Le Tchad traverse une période de profonde transformation économique sous l’impulsion de son Premier ministre, Succès Masra. Depuis son arrivée au pouvoir en janvier 2024, cet ancien banquier et figure de l’opposition a lancé une série de réformes ambitieuses pour relancer l’économie du pays, l’une des plus pauvres au monde. Entre promesses de diversification économique et lutte contre la corruption, Masra ambitionne de faire du Tchad un acteur régional incontournable. Mais dans un contexte marqué par l’instabilité politique et les défis sécuritaires, son action suscite à la fois l’espoir et le scepticisme.
Un plan de relance économique aux ambitions démesurées
Dès son investiture, Succès Masra a présenté un plan de relance économique baptisé « Tchad 2030 », visant à réduire la dépendance du pays aux hydrocarbures, qui représentent plus de 60 % des recettes budgétaires. Le gouvernement mise sur trois piliers : l’agriculture, les mines et les énergies renouvelables. Le secteur agricole, qui emploie 80 % de la population, doit bénéficier d’investissements massifs pour moderniser les techniques de production et améliorer la sécurité alimentaire. Le Tchad, déjà premier producteur de coton en Afrique subsaharienne, pourrait ainsi renforcer ses exportations.
Autre priorité : l’exploitation des ressources minières, notamment l’or et le pétrole. Le pays, où TotalEnergies exploite le champ pétrolier de Doba, cherche à diversifier ses partenariats pour attirer de nouveaux investisseurs. Cependant, les défis logistiques et les tensions avec les compagnies étrangères persistent. Enfin, les énergies renouvelables, comme le solaire, pourraient permettre d’électrifier les zones rurales encore privées d’électricité. Des projets pilotes sont déjà en cours dans le sud du pays, mais leur généralisation reste conditionnée par des financements stables.
L’ombre de la dette et les défis structurels
Malgré ces initiatives, le Tchad reste confronté à des obstacles majeurs. Le pays est classé parmi les plus endettés au monde, avec une dette publique estimée à plus de 50 % du PIB. Les créanciers internationaux, comme le FMI, exigent des réformes structurelles en échange de nouveaux prêts.
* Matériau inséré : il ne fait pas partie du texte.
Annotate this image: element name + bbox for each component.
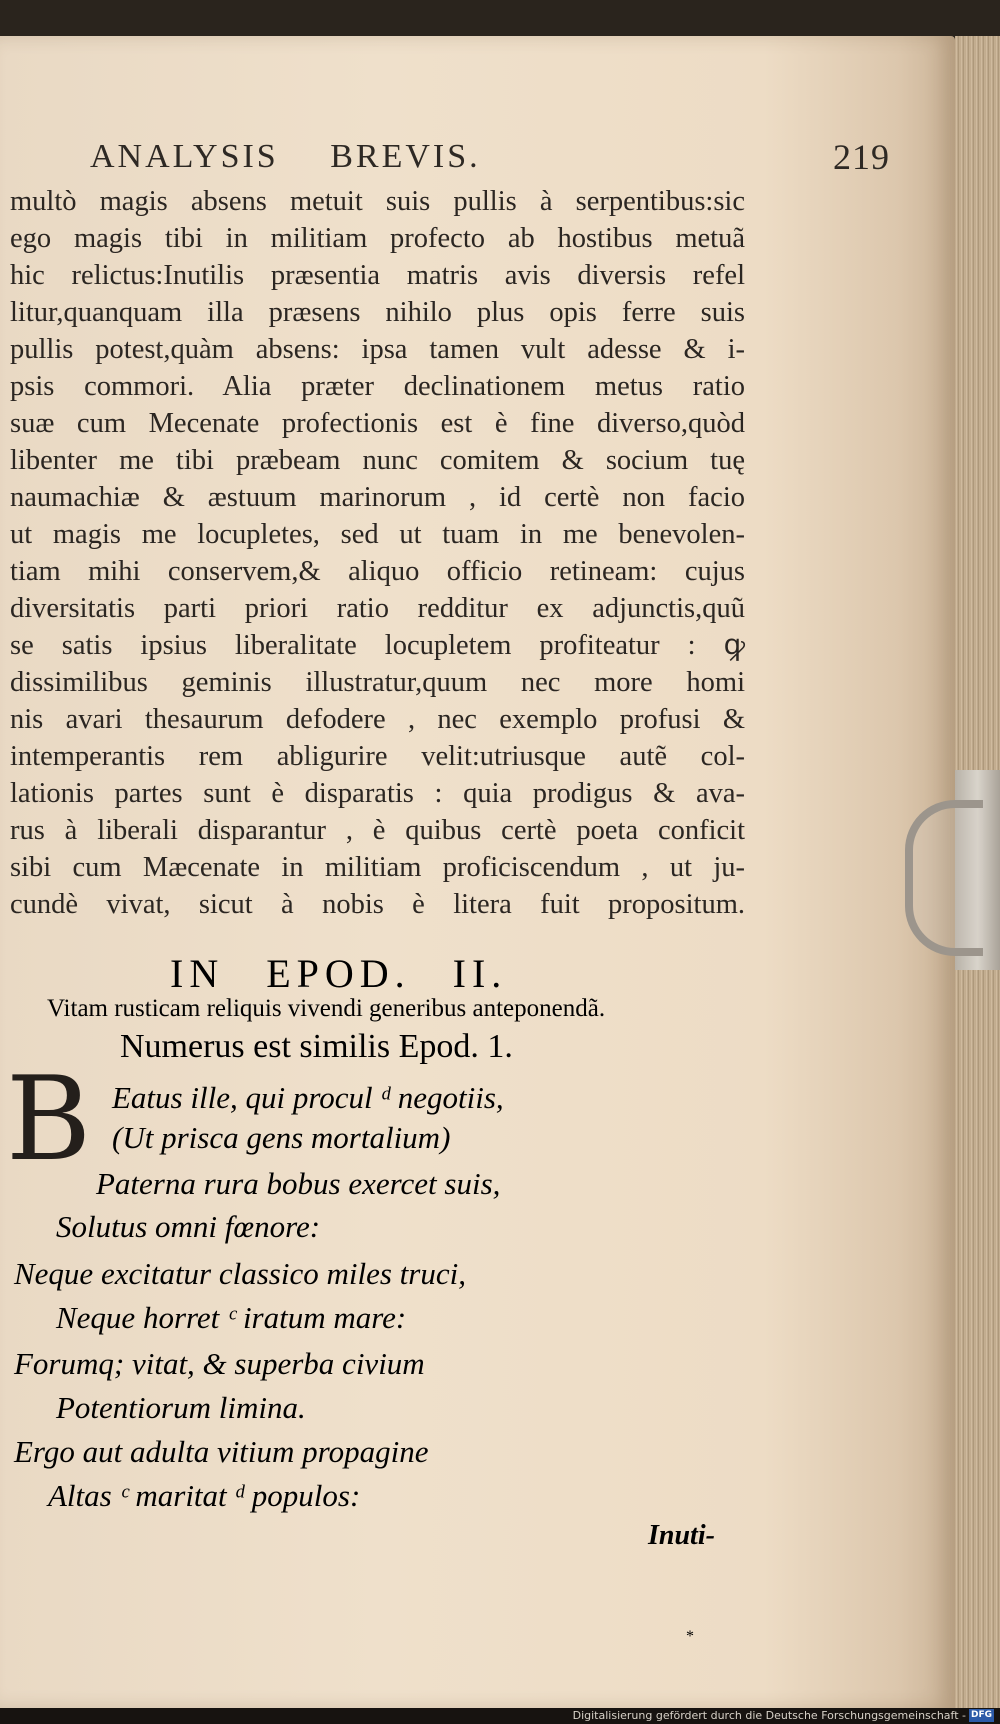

Masra a promis de rationaliser les dépenses publiques et de lutter contre la corruption, un fléau qui gangrène l’administration tchadienne depuis des décennies. Mais la tâche s’annonce ardue, d’autant que l’État peine à mobiliser des recettes fiscales suffisantes. Le système bancaire, sous-développé, limite également les possibilités de financement local.
Sur le plan social, la population tchadienne, majoritairement jeune, attend des résultats concrets. Le taux de chômage des jeunes dépasse 30 %, et l’inflation a atteint des niveaux record en 2023. Les grèves et manifestations se multiplient, reflétant le mécontentement face à la dégradation des conditions de vie. Masra a tenté de calmer le jeu en annonçant des subventions sur les produits de première nécessité, mais ces mesures sont jugées insuffisantes par une partie de la société civile. Les critiques pointent également le manque de transparence dans la gestion des fonds publics, malgré les promesses de gouvernance vertueuse.
Si le défi est immense, Succès Masra semble déterminé à écrire une nouvelle page de l’histoire économique du Tchad. Son approche, mêlant pragmatisme et audace, pourrait inspirer d’autres pays africains confrontés à des défis similaires. Cependant, le temps presse : les élections prévues en 2025 pourraient rebattre les cartes politiques, et une instabilité prolongée risquerait d’entraver les progrès accomplis. Pour l’heure, le Tchad observe avec attention l’évolution de cette expérience, qui pourrait bien servir de laboratoire pour l’Afrique francophone.